Pendant les années qui ont suivi la prise du pouvoir par le gouvernement communiste en Chine continentale, les institutions catholiques ont été confisquées et les missionnaires expulsés. C'est ainsi qu'en 1953, nos dernières soeurs canadiennes engagées dans cette mission quittèrent le pays. Un an après, à la demande des Pères Jésuites, trois de nos anciennes missionnaires de Chine arrivent à Taïwan et s'établissent à Guanhsi, petite ville de la préfecture de Hsinchu. À leur arrivée, la ville qui regroupe 35 000 habitants ne compte aucun catholique. Durant cette période d'après guerre, les besoins sont grands. Connaissant déjà la langue officielle du pays, le mandarin, nos Soeurs collaborent à la direction d'un jardin d'enfants et s'impliquent dans des visites aux familles. Pendant les années qui suivent, d'autres compagnes se joignent au groupe. Elles établissent des cliniques médicales, des maternités et organisent diverses oeuvres sociales. Les missionnaires apportent un nouveau souffle de vie, et une ère de prospérité s'ouvre pour le rayonnement du catholicisme à Taïwan.

Traditions millénaires

Conservatrice naturelle des arts de la Chine, Taïwan l'est aussi des plus anciennes traditions religieuses tels le bouddhisme, le taoïsme, le confucianisme et le culte des ancêtres. Ces traditions ont modelé la vie et la culture du peuple depuis plusieurs millénaires. Elles offrent des interprétations de l'absolu, de la personne humaine et de son existence, du mal qui existe dans le monde et des moyens de s'en libérer.

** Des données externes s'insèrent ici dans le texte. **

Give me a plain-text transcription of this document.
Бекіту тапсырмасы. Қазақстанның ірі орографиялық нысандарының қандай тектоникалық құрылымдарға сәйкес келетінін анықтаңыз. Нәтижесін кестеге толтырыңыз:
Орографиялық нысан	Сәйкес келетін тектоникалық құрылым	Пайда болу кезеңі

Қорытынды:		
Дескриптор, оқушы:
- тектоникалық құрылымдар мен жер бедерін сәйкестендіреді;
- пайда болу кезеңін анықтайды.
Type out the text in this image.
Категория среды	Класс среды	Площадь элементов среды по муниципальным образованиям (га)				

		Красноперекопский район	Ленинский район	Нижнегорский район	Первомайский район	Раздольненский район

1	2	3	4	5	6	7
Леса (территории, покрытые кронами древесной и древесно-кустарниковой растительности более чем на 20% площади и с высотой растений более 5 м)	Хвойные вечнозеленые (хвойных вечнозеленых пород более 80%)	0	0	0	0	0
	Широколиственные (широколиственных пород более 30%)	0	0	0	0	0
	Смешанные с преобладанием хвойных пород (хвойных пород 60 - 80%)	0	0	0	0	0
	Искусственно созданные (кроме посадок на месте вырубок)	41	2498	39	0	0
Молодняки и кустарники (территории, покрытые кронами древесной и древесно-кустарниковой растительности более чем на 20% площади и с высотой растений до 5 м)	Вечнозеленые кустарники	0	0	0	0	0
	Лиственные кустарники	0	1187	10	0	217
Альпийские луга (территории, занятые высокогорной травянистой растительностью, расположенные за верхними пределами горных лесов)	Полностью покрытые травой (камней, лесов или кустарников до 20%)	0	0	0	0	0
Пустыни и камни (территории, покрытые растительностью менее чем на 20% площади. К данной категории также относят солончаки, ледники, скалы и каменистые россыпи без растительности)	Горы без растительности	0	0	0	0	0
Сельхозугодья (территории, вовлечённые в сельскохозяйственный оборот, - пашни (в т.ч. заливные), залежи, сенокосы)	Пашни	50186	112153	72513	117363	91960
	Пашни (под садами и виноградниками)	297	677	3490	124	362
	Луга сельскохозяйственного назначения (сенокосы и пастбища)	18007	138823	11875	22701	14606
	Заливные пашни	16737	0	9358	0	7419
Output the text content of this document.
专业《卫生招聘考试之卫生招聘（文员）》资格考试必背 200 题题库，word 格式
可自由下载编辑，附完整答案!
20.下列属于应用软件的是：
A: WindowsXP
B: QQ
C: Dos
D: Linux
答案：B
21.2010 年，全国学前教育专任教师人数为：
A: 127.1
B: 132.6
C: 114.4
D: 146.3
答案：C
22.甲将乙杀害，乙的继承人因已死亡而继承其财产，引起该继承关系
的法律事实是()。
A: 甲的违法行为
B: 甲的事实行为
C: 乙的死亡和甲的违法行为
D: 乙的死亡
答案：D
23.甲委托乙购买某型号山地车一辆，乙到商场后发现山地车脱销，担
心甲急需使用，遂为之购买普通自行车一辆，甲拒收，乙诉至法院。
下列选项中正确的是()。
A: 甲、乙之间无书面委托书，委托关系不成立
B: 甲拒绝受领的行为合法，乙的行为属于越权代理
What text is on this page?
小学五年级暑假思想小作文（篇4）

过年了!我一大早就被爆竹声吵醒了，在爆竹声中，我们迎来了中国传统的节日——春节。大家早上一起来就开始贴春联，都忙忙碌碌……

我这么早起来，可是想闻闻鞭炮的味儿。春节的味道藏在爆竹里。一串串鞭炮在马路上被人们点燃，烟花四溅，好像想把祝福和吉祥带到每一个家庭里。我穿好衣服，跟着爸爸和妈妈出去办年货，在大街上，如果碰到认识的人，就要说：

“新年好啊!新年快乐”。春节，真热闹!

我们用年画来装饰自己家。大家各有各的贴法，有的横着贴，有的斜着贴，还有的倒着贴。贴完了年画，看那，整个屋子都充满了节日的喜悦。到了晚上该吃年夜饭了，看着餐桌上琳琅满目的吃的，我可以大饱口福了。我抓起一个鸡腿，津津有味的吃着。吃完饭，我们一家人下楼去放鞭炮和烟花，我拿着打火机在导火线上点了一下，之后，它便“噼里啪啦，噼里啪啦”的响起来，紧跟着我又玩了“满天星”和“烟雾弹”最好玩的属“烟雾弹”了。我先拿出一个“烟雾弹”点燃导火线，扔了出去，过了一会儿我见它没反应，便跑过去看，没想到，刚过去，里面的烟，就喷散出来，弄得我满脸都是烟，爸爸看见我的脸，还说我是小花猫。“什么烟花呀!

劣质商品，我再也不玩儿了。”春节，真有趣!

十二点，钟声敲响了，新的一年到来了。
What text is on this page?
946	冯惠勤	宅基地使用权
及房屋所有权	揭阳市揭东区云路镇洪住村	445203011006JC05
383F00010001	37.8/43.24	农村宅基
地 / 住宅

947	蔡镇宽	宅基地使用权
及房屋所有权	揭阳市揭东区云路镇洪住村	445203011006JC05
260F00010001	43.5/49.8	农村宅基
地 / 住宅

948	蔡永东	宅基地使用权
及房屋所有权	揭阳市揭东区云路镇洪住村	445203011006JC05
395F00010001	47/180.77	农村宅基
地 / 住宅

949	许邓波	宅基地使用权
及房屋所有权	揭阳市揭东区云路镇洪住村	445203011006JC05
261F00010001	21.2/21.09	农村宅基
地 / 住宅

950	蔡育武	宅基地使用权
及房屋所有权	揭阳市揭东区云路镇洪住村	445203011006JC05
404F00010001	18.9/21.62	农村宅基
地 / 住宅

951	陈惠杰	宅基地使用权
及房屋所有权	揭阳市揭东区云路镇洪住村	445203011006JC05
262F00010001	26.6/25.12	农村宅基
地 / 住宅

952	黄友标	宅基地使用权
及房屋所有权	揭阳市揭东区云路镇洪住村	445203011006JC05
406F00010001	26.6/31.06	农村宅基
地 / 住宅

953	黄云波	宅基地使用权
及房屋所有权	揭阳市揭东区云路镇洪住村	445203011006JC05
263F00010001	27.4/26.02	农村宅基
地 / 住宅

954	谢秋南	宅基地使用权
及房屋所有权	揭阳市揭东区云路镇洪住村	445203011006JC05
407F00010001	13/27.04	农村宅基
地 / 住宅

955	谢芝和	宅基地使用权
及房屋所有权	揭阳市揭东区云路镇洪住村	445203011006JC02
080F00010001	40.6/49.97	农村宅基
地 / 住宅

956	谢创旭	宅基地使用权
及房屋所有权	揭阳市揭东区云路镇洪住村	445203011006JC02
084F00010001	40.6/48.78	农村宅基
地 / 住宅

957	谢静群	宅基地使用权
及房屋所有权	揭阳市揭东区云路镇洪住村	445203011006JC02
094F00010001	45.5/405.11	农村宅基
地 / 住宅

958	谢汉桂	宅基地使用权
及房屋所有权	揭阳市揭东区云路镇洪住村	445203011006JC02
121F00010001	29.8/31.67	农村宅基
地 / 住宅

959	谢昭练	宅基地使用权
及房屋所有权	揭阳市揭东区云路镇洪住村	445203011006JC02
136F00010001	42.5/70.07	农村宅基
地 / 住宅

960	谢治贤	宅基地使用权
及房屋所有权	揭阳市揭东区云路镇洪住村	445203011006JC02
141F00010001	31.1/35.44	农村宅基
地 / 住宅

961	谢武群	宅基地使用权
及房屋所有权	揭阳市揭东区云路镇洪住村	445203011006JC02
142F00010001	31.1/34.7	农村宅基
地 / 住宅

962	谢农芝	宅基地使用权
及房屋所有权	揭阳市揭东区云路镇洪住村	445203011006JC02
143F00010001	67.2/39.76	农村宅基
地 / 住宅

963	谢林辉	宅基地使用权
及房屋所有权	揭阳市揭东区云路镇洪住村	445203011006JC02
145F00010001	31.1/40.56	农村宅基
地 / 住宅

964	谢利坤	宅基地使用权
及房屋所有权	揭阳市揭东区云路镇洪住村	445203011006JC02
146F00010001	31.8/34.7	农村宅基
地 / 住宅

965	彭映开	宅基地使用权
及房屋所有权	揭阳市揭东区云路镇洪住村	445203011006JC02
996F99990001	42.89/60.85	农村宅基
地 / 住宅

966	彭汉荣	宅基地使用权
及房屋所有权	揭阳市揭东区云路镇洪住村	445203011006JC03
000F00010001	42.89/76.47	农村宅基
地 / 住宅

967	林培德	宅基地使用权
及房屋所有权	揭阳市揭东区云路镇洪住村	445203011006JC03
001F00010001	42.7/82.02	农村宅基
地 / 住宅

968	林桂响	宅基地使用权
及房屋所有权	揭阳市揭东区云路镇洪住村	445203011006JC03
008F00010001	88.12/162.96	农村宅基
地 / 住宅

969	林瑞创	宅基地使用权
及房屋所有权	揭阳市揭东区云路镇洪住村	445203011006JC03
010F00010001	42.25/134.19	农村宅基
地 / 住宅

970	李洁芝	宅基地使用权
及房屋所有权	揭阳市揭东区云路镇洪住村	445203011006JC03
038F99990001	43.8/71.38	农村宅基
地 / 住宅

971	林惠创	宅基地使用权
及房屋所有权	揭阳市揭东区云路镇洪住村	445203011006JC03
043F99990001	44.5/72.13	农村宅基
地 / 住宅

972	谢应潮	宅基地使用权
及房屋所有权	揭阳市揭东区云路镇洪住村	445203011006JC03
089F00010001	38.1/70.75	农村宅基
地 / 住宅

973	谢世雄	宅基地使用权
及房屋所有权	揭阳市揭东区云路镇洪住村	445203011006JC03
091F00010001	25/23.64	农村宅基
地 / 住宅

Une demi-siècle après l'arrivée des missionnaires de Chine à Taïwan, les catholiques représentent 3% de la population. Conscientes du riche héritage culturel chinois et des transformations que subit présentement la société taïwanaise, nos Soeurs définissent leur mission actuelle en ces termes : Annoncer Jésus Christ à ceux qui ne le connaissent pas et accompagner les chrétiens et chrétiennes dans l'approfondissement de leur foi afin qu'ils puissent témoigner de Jésus Christ et de l'Évangile au sein d'une société en mutation.